Already, incentives — especially on new passenger cars, as opposed to SUVs and pickups — are at levels not seen since the 2007-09 recession, according to J.D. Power.

“There’s no question that if these [used] vehicles are worth less, that’s an impediment to buying new, and that’s one reason we see the pattern of growth in new-car sales slowing down,” said Thomas King, a vice president at J.D. Power leading a team that advises carmakers on marketing issues.

In a strange twist, lower purchase prices on used cars could make the cost of leasing a new car go up.

In a lease, a consumer is paying the difference between the price of the new vehicle and what the car is projected to be worth at the end of the lease — that is, the car’s “residual value.” If the gap between a car’s new value and its projected used-car value is wider, the monthly lease payments will be higher in order to pay for that added depreciation in value.

Storage space scarce

One thing’s for certain: With thousands of off-lease cars being returned, Long Island dealers are going to have to find a place to put them. Some dealers are securing more space to hold the influx.

Calisi, of Eagle Auto Mall, said he has just purchased 2 acres next to his 12-acre site to store the additional vehicles until he can resell them or the lending institutions that wrote the leases collect the vehicles for sale at auctions.

At Security Dodge Chrysler Jeep Ram Gem in Amityville, co-owner John J. Vigorito is trying to add storage room for another 250 cars in three parcels to augment the space he has now for 500 vehicles, but his plans have raised concerns among some village residents and officials.

“Storage space is a growing problem across Long Island,” Vigorito said.

Smith Haven dealer Saslow said the problem is compounded by dealers’ tendency now to keep larger inventories of new vehicles.

Because dealers don’t own the new cars on their lots, but rather are financing them, just like an individual buyer might finance a car purchase, low interest rates reduce the cost of maintaining their showroom inventory. “All dealers are stocking new cars more aggressively,” Saslow said.

To help get used cars off dealers’ lots and into drivers’ hands, Atlantic Auto Group’s Brown wants manufacturers’ finance arms, who write most car leases, to encourage the leasing of used cars by offering more attractive interest rates.

Used-car leasing is limited now, in part because setting residual values — the amount a car will be worth at the end of the lease — is more difficult on a used car than on a new one.

Toyota’s Lexus unit already is providing better used-car leasing terms, Brown said.

But while used Toyotas are available now with better leases than before, the practice is not that attractive because the price is still fairly close to leasing a new car, said Smithtown Toyota’s Dagger.

For example, a certified used 2013 Camry LE priced by the dealer at $15,495 can be leased for $163 a month with $3,400 up front — including tax and a down payment or “capitalized cost reduction,” an acquisition fee and the first payment.
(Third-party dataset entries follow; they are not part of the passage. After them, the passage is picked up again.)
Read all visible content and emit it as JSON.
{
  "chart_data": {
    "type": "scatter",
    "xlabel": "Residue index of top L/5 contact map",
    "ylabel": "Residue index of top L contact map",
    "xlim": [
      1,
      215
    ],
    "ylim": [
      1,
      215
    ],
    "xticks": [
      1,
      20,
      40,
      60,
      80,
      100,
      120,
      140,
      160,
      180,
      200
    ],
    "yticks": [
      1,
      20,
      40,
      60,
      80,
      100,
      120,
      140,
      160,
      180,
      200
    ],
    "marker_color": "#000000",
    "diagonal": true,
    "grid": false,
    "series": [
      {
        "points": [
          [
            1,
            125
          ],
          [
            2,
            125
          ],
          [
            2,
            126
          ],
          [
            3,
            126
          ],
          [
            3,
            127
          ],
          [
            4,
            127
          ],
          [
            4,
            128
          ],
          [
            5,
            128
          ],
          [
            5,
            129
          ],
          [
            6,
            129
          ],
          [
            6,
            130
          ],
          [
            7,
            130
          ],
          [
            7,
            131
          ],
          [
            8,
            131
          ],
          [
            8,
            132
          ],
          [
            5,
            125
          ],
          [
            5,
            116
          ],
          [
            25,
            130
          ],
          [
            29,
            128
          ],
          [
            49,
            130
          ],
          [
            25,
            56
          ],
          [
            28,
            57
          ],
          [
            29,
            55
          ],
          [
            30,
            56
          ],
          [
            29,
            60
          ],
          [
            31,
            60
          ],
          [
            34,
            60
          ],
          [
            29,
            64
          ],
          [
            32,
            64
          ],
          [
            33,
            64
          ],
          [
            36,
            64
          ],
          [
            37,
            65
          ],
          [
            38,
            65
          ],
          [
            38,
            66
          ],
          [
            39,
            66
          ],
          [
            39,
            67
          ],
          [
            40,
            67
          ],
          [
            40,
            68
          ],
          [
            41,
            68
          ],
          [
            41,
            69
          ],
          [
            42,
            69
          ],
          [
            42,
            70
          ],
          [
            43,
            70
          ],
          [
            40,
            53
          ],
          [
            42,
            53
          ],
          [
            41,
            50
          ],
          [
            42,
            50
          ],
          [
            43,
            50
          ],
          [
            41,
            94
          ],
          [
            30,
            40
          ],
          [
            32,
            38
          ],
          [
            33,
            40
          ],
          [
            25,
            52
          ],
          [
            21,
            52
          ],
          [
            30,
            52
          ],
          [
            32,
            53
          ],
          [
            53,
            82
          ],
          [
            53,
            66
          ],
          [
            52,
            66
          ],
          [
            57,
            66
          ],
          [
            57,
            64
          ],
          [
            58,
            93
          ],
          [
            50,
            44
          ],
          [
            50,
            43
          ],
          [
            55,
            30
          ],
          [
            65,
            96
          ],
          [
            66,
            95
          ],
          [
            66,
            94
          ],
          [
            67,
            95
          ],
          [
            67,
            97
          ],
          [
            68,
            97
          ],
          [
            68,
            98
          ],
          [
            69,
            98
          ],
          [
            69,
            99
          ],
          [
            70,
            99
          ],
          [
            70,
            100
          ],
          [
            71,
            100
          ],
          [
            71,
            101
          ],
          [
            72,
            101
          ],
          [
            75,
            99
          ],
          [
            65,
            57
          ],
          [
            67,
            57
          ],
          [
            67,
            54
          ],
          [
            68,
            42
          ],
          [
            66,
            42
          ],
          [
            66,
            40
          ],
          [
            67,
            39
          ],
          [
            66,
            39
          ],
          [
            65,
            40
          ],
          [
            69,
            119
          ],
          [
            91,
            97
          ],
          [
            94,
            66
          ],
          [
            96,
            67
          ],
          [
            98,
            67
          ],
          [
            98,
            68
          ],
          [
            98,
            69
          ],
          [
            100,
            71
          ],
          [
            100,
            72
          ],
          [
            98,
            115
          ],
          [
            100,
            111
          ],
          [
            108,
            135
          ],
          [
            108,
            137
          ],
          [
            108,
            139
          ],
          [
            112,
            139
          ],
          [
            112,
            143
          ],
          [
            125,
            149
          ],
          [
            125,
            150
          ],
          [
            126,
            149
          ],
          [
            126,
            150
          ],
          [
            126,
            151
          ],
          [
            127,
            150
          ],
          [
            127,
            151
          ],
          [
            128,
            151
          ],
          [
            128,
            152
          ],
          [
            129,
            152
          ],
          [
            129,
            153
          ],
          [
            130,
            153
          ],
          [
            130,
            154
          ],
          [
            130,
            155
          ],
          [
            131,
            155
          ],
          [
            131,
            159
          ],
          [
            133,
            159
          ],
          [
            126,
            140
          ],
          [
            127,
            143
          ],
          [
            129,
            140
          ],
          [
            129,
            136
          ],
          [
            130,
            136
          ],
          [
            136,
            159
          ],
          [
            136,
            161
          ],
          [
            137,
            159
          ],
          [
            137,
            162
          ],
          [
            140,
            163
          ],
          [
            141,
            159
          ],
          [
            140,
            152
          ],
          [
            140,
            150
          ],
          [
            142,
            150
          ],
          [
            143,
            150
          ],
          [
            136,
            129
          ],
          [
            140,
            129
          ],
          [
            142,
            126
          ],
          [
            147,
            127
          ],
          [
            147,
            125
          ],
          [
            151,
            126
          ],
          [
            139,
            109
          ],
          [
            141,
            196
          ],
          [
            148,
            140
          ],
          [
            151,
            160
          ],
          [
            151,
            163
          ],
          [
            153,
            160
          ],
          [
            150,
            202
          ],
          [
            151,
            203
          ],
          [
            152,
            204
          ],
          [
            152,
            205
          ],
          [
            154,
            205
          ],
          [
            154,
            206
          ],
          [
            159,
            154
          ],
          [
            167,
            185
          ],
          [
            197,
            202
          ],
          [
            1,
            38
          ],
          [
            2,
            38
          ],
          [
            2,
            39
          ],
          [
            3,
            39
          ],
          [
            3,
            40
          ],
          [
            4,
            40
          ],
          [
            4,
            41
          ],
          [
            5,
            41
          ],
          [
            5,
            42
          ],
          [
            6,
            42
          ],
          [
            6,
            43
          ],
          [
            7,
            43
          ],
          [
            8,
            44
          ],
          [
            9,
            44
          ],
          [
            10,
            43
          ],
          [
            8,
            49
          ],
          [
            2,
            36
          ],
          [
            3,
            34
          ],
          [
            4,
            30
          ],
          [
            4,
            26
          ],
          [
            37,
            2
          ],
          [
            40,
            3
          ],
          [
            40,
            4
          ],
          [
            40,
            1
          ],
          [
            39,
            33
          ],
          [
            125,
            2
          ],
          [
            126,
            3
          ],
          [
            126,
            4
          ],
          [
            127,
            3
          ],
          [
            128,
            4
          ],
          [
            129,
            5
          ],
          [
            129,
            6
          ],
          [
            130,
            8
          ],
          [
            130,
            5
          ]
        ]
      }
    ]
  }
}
The three-year lease has a limit of 15,000 miles per year.

Under a New York regional Toyota incentive program, a new Camry LE can be leased for three years, 15,000 miles a year, for $192 a month with the same money down. The monthly payments are so close because the new-car lease carries a slightly lower “money factor” — or interest rate.

Chance for more sales

At newly renovated Sayville Ford, Long Island’s largest Ford dealership, chief executive Melanie J. Spare-Oswalt says she’s been taking back 50 or 60 off-lease cars a month so far this year, about 20 percent more than last year, and she expects that to rise to about 85 a month next year.

She sees the added volume as a plus for her business, giving her more cars to sell. “I don’t expect it to adversely affect us,” she said.

Nardy Honda’s Certilman agreed. He said he is taking in about 100 off-lease vehicles a month now but doesn’t anticipate storage issues because there’s a strong market here for used Hondas, and because Honda’s credit arm tends to quickly pick up cars that dealers don’t want.

“I would think more dealers will look at this as a blessing, not a curse,” he said.